“The Attic Door” Part 2 – The Power of Silence

Early in the “The Attic Door” scoring process director Danny Daneau expressed the importance of making the score silent. As a composer this can be quite challenging as it’s easy to be carried away to where the music naturally takes you. But that is one of the things that makes the definition of good film music and good concert music different. How good the film music is depends on how well it goes with picture. It is only a part of the total expression and therefore needs to take a more humble role. There are of course times when the music can take a bigger part and in some cases even play the lead role, but more often than not I feel that music that takes a more supportive role is more effective.

That was very much the case in the score for “The Attic Door”. It was an exercise in restraining myself and stripping back unnecessary elements. There are cues in the score that have 15 seconds of rest. It is funny though how you feel that when you get hired as a composer you should deliver the best possible music with beautiful themes and colorful layers because that makes it more interesting to listen to. Having 15 seconds of rest felt like I was cheating. But Danny kept reminding me that less was more, and he was right. In the end the minimalist music was the right choice for this particular movie. It’s an intimate, quiet film with multiple emotional layers. Piling on with musical layers would have overwhelmed the picture. It was a bold choice, but I think the right one. And as for the long rests – not having the music come back where you expect it can create an unnerving atmosphere. It can make the audience squirm uncomfortably at the tip of their seat.
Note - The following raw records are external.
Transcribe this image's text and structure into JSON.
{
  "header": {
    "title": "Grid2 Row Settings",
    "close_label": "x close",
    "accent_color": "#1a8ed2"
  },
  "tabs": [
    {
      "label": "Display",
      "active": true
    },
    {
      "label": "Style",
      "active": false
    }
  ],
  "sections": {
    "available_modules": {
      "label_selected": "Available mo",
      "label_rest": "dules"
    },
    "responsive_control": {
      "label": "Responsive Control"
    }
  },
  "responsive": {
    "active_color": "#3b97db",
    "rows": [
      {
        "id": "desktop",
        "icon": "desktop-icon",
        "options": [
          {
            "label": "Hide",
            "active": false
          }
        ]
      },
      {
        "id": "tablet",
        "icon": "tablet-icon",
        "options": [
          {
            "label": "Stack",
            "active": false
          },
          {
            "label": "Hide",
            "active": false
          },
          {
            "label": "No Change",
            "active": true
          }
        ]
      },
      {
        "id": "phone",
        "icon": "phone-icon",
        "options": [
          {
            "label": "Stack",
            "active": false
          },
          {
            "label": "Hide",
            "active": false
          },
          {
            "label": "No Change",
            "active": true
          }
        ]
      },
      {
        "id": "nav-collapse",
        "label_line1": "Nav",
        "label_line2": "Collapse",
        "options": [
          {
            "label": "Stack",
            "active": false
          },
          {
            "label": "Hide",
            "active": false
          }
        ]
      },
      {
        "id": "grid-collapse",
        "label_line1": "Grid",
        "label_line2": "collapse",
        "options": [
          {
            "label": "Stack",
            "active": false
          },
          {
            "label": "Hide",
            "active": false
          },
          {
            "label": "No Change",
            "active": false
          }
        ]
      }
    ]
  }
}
That was the effect we were going for to reflect the situation of the children left alone in this vast, beautiful, but terrifyingly lonely landscape of the Utah desert.

In addition to the long rests I had the string players play eerie harmonics and use mutes to create quiet dynamics. I also wrote open intervals to create space and emptiness in the score which went well with the haunting cinematography. I also explored the contrasts in extreme dynamic changes. By holding back dynamically in most parts of the film, the loud and scary moments became even more powerful because of the contrast to the silence.

Having spent so much time on beforehand reflecting over what we wished to achieve with the music allowed me to do the actual scoring relatively fast. I received the final cut of the film 4 weeks before the scoring session, which meant I had 4 weeks to compose, prepare for the scoring session, record and mix about 30 minutes of music. If I hadn’t spent time on beforehand that would have been very challenging. What also helped was having a very productive communication with Danny as well as a talented team to help out. As I finished first drafts of the different cues I sent them to Danny who gave feedback so that I knew whether I was going in the right direction or not. In the past I had made the mistake of writing the entire first draft of the score to a movie before sending it to the director. I learned then that that was not a good idea as you risk wasting a lot of time. So with Danny we kept a constant dialogue about the music which was really helpful. I still like to get through a first pass of the entire score before starting on changes as I find that to be less messy. But I do that with the feedback from the director in mind.

I also hired a copyist, contractor, conductor and mixing engineer to be able to spend most of my time worrying about the actual writing. I like to have people conduct my music as I find it easier to hear when I’m in the booth. It’s funny how you go partially deaf when you’re conducting. You get so caught up in the technicalities of conducting that you forget to listen. So I prefer just listening in order to better utilize the time. We had 4 hours to record 30 minutes of music which meant there was no time to waste. Again – having amazing players made that possible.